本发明的石墨烯高压过滤管并不限制于上述结构,可根据实际需要来选择具体结构。根据不同的需要,采用不同粒径的沸石,制成的石墨烯高压过滤管,在高盐海水淡化,污水处理中,效率更高,成本更低,具有非常好的应用前景。
上述实施例只为说明本发明的技术构思及特点,其目的在于让熟悉此项技术的人士能够了解本发明的内容并加以实施,并不能以此限制本发明的保护范围,凡根据本发明精神实质所作的等效变化或修饰,都应涵盖在本发明的保护范围内。
Claims (10)
1.一种石墨烯高压过滤管的制备方法,其特征在于:包括以下步骤:
(1)将质量为1份的石墨烯、质量为10-20份的纳米氧化锌、质量为10-20份的量子能粉末经高速搅拌均匀混合后得到石墨烯量子混合物;
(2)向超高分子量聚乙烯中添加所述石墨烯量子混合物和交联剂,并高速搅拌均匀混合后得到混合物;
(3)向所述混合物中加入沸石,混合均匀,并加热至200-250℃后,在该温度下进行化学交联反应2-4个小时,随后通过高温高压挤压成型,得到所述石墨烯高压过滤管。

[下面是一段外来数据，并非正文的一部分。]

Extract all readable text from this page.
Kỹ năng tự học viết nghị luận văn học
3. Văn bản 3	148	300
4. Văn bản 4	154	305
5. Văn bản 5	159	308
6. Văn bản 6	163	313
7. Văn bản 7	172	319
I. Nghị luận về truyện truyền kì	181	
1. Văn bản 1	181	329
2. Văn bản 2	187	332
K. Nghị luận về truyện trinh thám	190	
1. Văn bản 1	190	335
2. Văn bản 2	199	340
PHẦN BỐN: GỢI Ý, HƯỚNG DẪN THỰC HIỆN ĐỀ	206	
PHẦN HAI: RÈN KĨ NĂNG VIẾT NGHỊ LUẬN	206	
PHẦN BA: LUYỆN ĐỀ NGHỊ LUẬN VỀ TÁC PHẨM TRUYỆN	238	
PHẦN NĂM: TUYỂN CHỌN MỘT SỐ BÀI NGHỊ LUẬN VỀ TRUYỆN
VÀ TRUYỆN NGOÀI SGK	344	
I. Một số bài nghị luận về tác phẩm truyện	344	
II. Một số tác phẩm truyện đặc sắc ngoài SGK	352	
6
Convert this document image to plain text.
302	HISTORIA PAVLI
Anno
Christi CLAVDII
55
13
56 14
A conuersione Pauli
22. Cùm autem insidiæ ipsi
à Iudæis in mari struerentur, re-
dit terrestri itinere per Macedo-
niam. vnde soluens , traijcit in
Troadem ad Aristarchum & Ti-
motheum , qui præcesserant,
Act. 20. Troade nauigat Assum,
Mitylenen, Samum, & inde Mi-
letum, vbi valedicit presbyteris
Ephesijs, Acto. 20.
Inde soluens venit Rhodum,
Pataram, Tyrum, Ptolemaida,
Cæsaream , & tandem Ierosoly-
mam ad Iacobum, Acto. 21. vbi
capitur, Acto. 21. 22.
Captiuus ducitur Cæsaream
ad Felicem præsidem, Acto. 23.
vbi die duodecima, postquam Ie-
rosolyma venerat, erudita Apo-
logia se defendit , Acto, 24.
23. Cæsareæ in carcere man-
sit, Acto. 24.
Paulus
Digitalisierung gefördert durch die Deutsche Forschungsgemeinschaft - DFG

2.根据权利要求1所述的一种石墨烯高压过滤管的制备方法,其特征在于:所述超高分子量聚乙烯的分子量为300万以上。
3.根据权利要求1所述的一种石墨烯高压过滤管的制备方法,其特征在于:所述石墨烯为1-5层。
4.根据权利要求1所述的一种石墨烯高压过滤管的制备方法,其特征在于:所述石墨烯的粒径为0.032-0.1纳米,所述纳米氧化锌的粒径为9-11纳米,所述量子能粉末的粒径为1-10纳米。
5.根据权利要求1所述的一种石墨烯高压过滤管的制备方法,其特征在于:所述石墨烯量子混合物的质量为所述超高分子量聚乙烯的质量的1‰-15‰。
6.根据权利要求1所述的一种石墨烯高压过滤管的制备方法,其特征在于:所述交联剂为二叔丁基过氧化氢,所述二叔丁基过氧化氢的质量为所述超高分子量聚乙烯的质量的1‰-10‰。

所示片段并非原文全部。